The modifications to the device since the prior clearances, namely additional Symptom Summary panel, Symptom Correlation Analysis panel, additional Gut-Brain Wellbeing questions, and an update to the Reader's enclosure, were minimal and did not significantly impact the safety or performance of the device as reflected in the previously performed bench testing submitted in the prior 510(k) notice remains applicable.

Conclusions

The modified Gastric Alimetry System is as safe and effective as the Gastric Alimetry System. The Gastric Alimetry System has the same intended uses and similar indications, technological characteristics, and principles of operation as its predicate device. The minor differences in indications do not alter the intended use of the device and do not affect its safety and effectiveness when used as labeled. In addition, the minor technological differences between the modified Gastric Alimetry System and its predicate device raise no new issues of safety or effectiveness.

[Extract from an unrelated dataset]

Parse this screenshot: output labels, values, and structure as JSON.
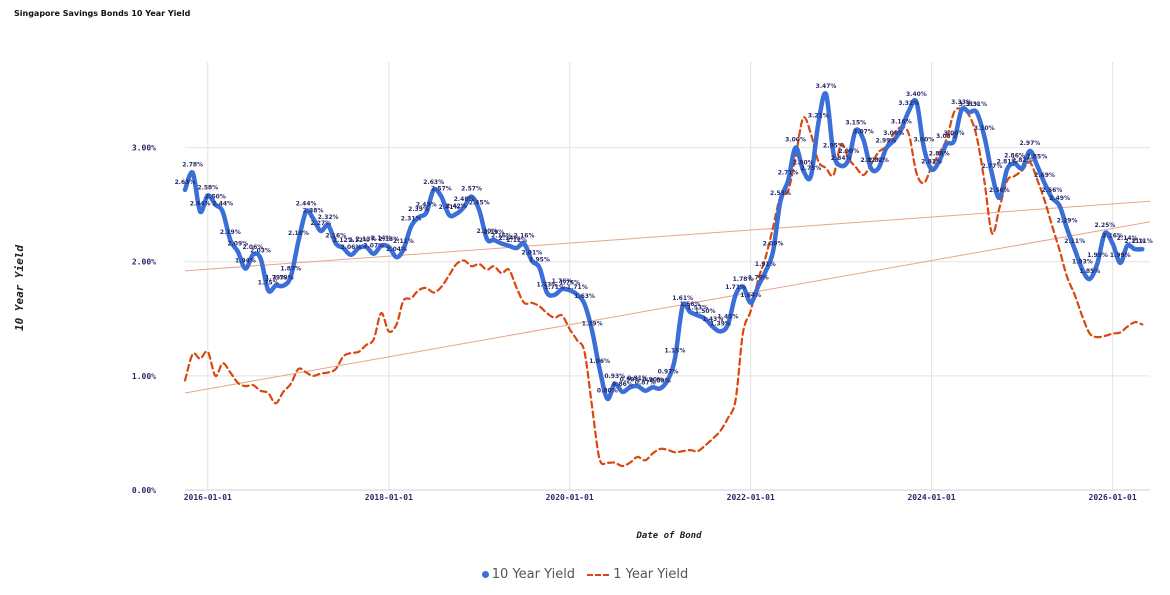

Regulation Number and Section

§ 876.1735 Electrogastrography system.

(a)
Identification. An electrogastrography system (EGG) is a device used to measure gastric myoelectrical activity as an aid in the diagnosis of gastric motility disorders. The device system includes the external recorder, amplifier, skin electrodes, strip chart, cables, analytical software, and other accessories.(b)
Classification. Class II (Special Controls). The special controls are as follows:(1) The sale, distribution and use of this device are restricted to prescription use in accordance with § 801.109 of this chapter.
(2) The labeling must include specific instructions:
(i) To describe proper patient set-up prior to the start of the test, including the proper placement of electrodes;
(ii) To describe how background data should be gathered and used to eliminate artifact in the data signal;
(iii) To describe the test protocol (including the measurement of baseline data) that may be followed to obtain the EGG signal; and
(iv) To explain how data results may be interpreted.
(3) The device design should ensure that the EGG signal is distinguishable from background noise that may interfere with the true gastric myoelectric signal.
(4) Data should be collected to demonstrate that the device has adequate precision and the EGG signal is reproducible and is interpretable.